Let $V, W$ be two Hilbert spaces, and $T : V \rightarrow W$ be a surjective bounded linear operator.
It is easy to check that $T^{\ast} : W \rightarrow V$ is an injective bounded linear operator.
Then is it true that $T T^{\ast} : W \rightarrow W $ is a positive self-adjoint isomorphism?
It is easy to check the positiveness, self-adjointness, and injectivity, but it is hard to check the surjectivity.
Does any of you have some idea for this?
Note that by definition, $<Tx, y>_{W}=<x,T^{\ast}y>_{V}$ for every $x \in V, y \in W$.

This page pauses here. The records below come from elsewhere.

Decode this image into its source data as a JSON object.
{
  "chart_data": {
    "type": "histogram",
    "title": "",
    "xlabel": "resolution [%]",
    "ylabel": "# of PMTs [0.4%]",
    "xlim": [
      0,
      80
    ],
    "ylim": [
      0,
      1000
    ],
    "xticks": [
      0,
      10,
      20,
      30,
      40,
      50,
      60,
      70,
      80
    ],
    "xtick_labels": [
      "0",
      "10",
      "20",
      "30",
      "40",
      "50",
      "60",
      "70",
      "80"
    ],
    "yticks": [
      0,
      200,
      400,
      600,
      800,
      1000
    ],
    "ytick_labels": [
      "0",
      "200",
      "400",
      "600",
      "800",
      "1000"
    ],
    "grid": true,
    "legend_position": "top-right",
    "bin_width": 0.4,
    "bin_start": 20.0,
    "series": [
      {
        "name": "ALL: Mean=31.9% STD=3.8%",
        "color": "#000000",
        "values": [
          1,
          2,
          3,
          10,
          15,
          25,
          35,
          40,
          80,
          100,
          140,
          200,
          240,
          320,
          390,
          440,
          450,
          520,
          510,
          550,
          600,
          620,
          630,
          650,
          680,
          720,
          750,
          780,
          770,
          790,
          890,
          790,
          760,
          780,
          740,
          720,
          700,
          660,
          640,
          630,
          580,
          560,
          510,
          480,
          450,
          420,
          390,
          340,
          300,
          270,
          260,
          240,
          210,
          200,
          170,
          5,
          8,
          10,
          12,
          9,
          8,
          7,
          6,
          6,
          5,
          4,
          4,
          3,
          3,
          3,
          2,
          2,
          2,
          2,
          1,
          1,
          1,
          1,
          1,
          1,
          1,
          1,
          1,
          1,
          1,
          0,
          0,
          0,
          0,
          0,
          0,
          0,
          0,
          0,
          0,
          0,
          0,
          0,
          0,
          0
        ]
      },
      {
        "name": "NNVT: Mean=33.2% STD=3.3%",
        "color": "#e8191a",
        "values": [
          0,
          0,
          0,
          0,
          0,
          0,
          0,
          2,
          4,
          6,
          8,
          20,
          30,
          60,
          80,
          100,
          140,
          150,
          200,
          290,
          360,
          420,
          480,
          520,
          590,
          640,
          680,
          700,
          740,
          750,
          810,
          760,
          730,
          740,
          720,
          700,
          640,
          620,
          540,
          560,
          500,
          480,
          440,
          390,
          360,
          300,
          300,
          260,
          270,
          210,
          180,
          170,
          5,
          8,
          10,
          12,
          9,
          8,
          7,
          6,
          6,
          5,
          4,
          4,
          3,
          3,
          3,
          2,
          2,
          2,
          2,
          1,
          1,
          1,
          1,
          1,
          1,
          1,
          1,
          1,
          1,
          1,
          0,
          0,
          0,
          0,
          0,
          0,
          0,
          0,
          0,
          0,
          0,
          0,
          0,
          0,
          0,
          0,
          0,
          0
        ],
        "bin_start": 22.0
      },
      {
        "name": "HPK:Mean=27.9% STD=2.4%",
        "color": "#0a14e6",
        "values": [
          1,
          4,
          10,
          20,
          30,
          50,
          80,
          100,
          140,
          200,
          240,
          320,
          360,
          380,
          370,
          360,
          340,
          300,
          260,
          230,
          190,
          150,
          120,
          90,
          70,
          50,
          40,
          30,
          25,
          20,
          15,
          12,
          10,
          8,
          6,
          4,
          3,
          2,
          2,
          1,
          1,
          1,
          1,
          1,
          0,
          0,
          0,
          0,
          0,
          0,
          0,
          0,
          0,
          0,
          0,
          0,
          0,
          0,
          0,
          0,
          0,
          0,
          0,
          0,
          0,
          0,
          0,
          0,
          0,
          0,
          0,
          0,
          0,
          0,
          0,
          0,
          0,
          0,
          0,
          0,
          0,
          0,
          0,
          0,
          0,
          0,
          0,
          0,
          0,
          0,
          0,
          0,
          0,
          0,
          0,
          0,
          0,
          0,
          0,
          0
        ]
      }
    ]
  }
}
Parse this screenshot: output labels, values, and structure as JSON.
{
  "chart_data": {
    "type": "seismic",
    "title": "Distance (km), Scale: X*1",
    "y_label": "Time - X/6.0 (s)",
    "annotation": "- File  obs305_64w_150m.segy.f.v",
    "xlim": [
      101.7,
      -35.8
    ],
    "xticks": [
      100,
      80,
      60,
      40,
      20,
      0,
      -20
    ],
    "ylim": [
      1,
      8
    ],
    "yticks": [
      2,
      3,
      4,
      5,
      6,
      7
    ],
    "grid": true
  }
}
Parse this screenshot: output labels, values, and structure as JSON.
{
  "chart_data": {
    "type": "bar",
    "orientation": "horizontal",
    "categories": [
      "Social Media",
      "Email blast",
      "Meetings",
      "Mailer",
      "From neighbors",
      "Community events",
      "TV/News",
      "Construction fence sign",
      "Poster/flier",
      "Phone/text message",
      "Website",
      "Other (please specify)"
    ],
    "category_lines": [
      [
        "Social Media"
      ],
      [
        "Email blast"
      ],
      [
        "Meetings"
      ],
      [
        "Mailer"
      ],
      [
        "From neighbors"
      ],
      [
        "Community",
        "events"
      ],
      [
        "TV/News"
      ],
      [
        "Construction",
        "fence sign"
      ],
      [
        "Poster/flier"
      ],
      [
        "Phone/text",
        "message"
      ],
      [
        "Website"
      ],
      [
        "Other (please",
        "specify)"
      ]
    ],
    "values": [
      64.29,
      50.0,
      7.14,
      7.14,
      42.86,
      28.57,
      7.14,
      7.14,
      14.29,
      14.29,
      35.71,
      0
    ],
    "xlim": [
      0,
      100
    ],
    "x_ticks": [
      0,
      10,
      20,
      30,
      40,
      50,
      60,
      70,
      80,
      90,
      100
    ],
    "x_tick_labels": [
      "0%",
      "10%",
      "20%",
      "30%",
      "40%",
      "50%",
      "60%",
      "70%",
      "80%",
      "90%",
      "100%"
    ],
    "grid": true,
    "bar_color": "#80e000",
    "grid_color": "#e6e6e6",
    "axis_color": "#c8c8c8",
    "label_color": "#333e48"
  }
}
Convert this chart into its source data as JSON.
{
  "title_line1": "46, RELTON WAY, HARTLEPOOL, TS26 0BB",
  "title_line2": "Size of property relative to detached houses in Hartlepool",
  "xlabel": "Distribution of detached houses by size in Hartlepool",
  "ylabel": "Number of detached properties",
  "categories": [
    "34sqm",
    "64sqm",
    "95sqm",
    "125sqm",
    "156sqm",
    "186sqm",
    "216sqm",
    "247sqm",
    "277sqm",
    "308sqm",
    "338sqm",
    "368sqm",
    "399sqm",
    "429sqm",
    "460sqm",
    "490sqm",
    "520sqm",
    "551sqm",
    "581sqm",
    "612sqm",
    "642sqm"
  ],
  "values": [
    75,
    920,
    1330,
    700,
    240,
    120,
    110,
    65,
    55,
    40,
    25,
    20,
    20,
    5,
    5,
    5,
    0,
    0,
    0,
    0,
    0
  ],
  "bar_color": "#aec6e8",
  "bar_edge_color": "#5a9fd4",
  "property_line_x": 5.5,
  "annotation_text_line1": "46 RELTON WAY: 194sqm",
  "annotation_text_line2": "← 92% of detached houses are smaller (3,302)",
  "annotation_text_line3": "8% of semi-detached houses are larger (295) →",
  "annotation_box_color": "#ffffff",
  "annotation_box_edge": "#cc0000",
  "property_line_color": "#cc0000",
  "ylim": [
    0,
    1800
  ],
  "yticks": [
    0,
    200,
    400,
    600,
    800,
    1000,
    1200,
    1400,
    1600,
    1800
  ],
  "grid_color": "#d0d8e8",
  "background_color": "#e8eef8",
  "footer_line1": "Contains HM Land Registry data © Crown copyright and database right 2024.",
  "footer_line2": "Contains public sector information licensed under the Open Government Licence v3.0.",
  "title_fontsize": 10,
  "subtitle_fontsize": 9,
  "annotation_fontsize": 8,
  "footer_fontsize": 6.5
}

P.S. This question is from a paper I’m studying in. (I paraphrased the problem) If you need a reference, please read the 2nd line of page 586 of https://www.ams.org/journals/jams/2002-15-03/S0894-0347-02-00398-3/S0894-0347-02-00398-3.pdf (JINCHAO XU AND LUDMIL ZIKATANOV, THE METHOD OF ALTERNATING PROJECTIONS AND THE METHOD OF SUBSPACE CORRECTIONS IN HILBERT SPACE).
Here is another possibility to prove this, based on the closed-range theorem.
Since $T$ is surjective, it has closed range, and hence $R(T^*) = N(T)^\perp$.
Take $w\in W$. Then there is $v\in V$ with $Tv=w$. Write $v =v_1 + v_2$ with $v_1 \in N(T)^\perp$ and $v_2 \in N(T)$. Then $Tv_1=w$. But now $v_1 $ is in the range of $T^*$, so that there is $w_1$ with $T^*w_1=v_1$. This implies $TT^*w_1 = w$, and $TT^*$ is surjective.